With Valentine’s Day approaching, many couples will be thinking about the future and some will be wanting to make a legal, but not necessarily religious, commitment to each other. With marriage rates on the wane, what question should they be popping?
Until 31st December 2019, there was only one choice for heterosexual couples – marriage. For same sex couples, they already had been given the choice of a civil partnership or marriage, with many of them opting for the former. This opportunity was extended to mixed sex couples from the beginning of this year and it is estimated that 84,000 mixed sex couples will now choose to form civil partnerships.

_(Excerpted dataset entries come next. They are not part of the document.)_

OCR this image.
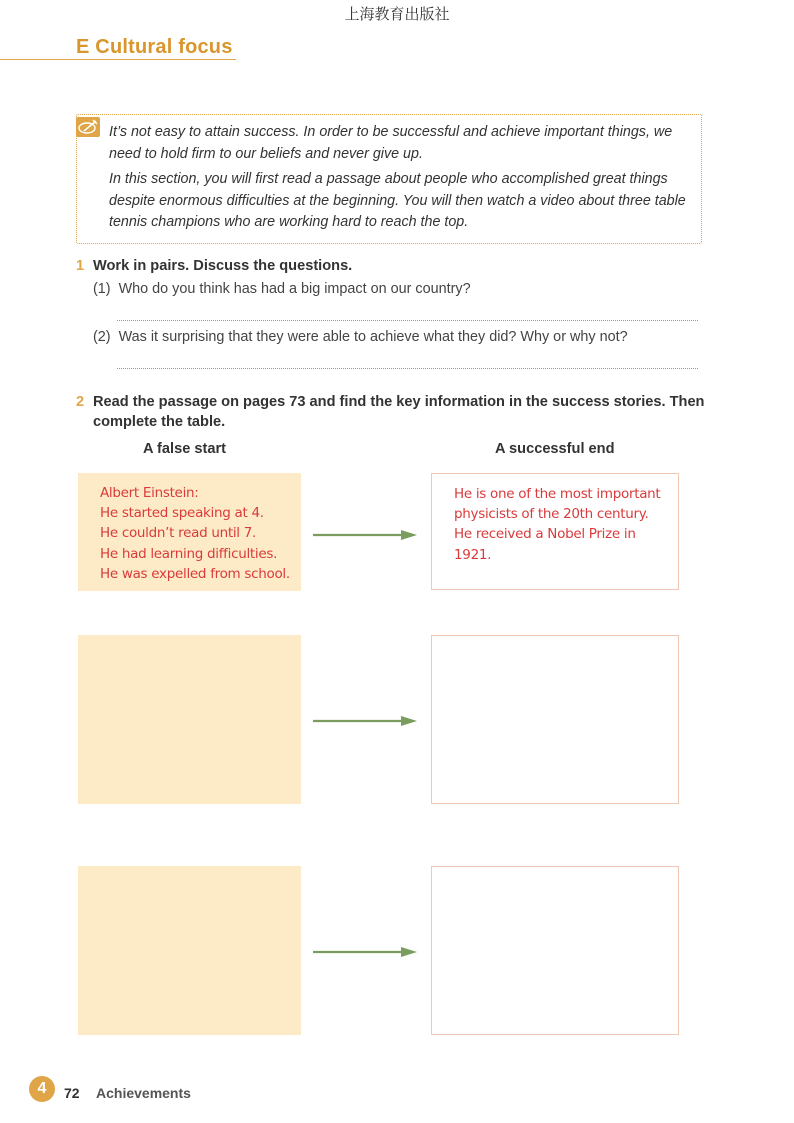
上海教育出版社
E Cultural focus

It’s not easy to attain success. In order to be successful and achieve important things, we need to hold firm to our beliefs and never give up.

In this section, you will first read a passage about people who accomplished great things despite enormous difficulties at the beginning. You will then watch a video about three table tennis champions who are working hard to reach the top.

1 Work in pairs. Discuss the questions.
(1) Who do you think has had a big impact on our country?
(2) Was it surprising that they were able to achieve what they did? Why or why not?
2 Read the passage on pages 73 and find the key information in the success stories. Then
complete the table.
A false start	A successful end
Albert Einstein:
He started speaking at 4.
He couldn’t read until 7.
He had learning difficulties.
He was expelled from school.
He is one of the most important
physicists of the 20th century.
He received a Nobel Prize in
1921.
4	72 Achievements
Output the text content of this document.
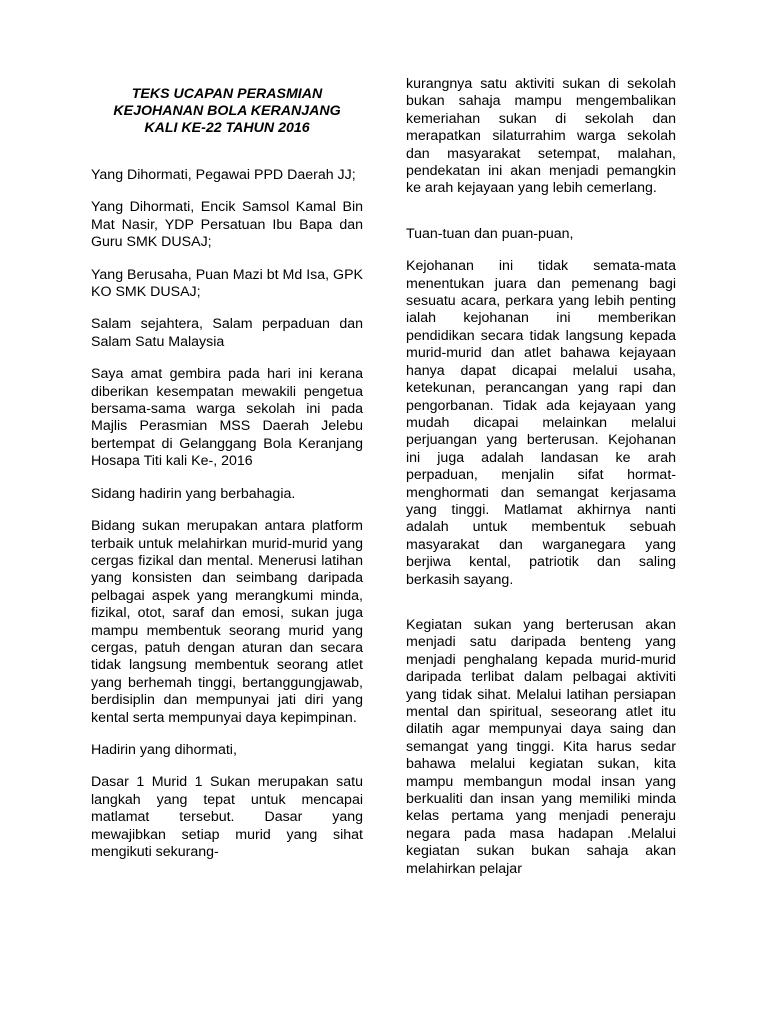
TEKS UCAPAN PERASMIAN
KEJOHANAN BOLA KERANJANG
KALI KE-22 TAHUN 2016

Yang Dihormati, Pegawai PPD Daerah JJ;

Yang Dihormati, Encik Samsol Kamal Bin Mat Nasir, YDP Persatuan Ibu Bapa dan Guru SMK DUSAJ;

Yang Berusaha, Puan Mazi bt Md Isa, GPK KO SMK DUSAJ;

Salam sejahtera, Salam perpaduan dan Salam Satu Malaysia

Saya amat gembira pada hari ini kerana diberikan kesempatan mewakili pengetua bersama-sama warga sekolah ini pada Majlis Perasmian MSS Daerah Jelebu bertempat di Gelanggang Bola Keranjang Hosapa Titi kali Ke-, 2016

Sidang hadirin yang berbahagia.

Bidang sukan merupakan antara platform terbaik untuk melahirkan murid-murid yang cergas fizikal dan mental. Menerusi latihan yang konsisten dan seimbang daripada pelbagai aspek yang merangkumi minda, fizikal, otot, saraf dan emosi, sukan juga mampu membentuk seorang murid yang cergas, patuh dengan aturan dan secara tidak langsung membentuk seorang atlet yang berhemah tinggi, bertanggungjawab, berdisiplin dan mempunyai jati diri yang kental serta mempunyai daya kepimpinan.

Hadirin yang dihormati,

Dasar 1 Murid 1 Sukan merupakan satu langkah yang tepat untuk mencapai matlamat tersebut. Dasar yang mewajibkan setiap murid yang sihat mengikuti sekurang-

kurangnya satu aktiviti sukan di sekolah bukan sahaja mampu mengembalikan kemeriahan sukan di sekolah dan merapatkan silaturrahim warga sekolah dan masyarakat setempat, malahan, pendekatan ini akan menjadi pemangkin ke arah kejayaan yang lebih cemerlang.

Tuan-tuan dan puan-puan,

Kejohanan ini tidak semata-mata menentukan juara dan pemenang bagi sesuatu acara, perkara yang lebih penting ialah kejohanan ini memberikan pendidikan secara tidak langsung kepada murid-murid dan atlet bahawa kejayaan hanya dapat dicapai melalui usaha, ketekunan, perancangan yang rapi dan pengorbanan. Tidak ada kejayaan yang mudah dicapai melainkan melalui perjuangan yang berterusan. Kejohanan ini juga adalah landasan ke arah perpaduan, menjalin sifat hormat-menghormati dan semangat kerjasama yang tinggi. Matlamat akhirnya nanti adalah untuk membentuk sebuah masyarakat dan warganegara yang berjiwa kental, patriotik dan saling berkasih sayang.

Kegiatan sukan yang berterusan akan menjadi satu daripada benteng yang menjadi penghalang kepada murid-murid daripada terlibat dalam pelbagai aktiviti yang tidak sihat. Melalui latihan persiapan mental dan spiritual, seseorang atlet itu dilatih agar mempunyai daya saing dan semangat yang tinggi. Kita harus sedar bahawa melalui kegiatan sukan, kita mampu membangun modal insan yang berkualiti dan insan yang memiliki minda kelas pertama yang menjadi peneraju negara pada masa hadapan .Melalui kegiatan sukan bukan sahaja akan melahirkan pelajar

Marriage does not always fit with everyone’s ideologies. For example, for those who see marriage as being steeped in patriarchal tradition, where women are “given away” by their fathers and promise to “obey” their husbands, the concept of a civil partnership will be much more appealing. Remaining a so-called “common law” husband or wife can be equally unattractive. This terminology, which is often used to refer to couples who cohabit but are not married, does not confer on them any legal rights. When the relationship breaks down, possibly many years later (and even after children), the more vulnerable party – who may not have any assets to their name – can be left destitute. Their legal rights are no different from that of a single person.
A civil partnership can be an attractive alternative to many since it is a legally recognised relationship, offering many of the same benefits as a conventional marriage in terms of tax benefits, pension, inheritance and in the event that the relationship breaks down but without the religious connotations.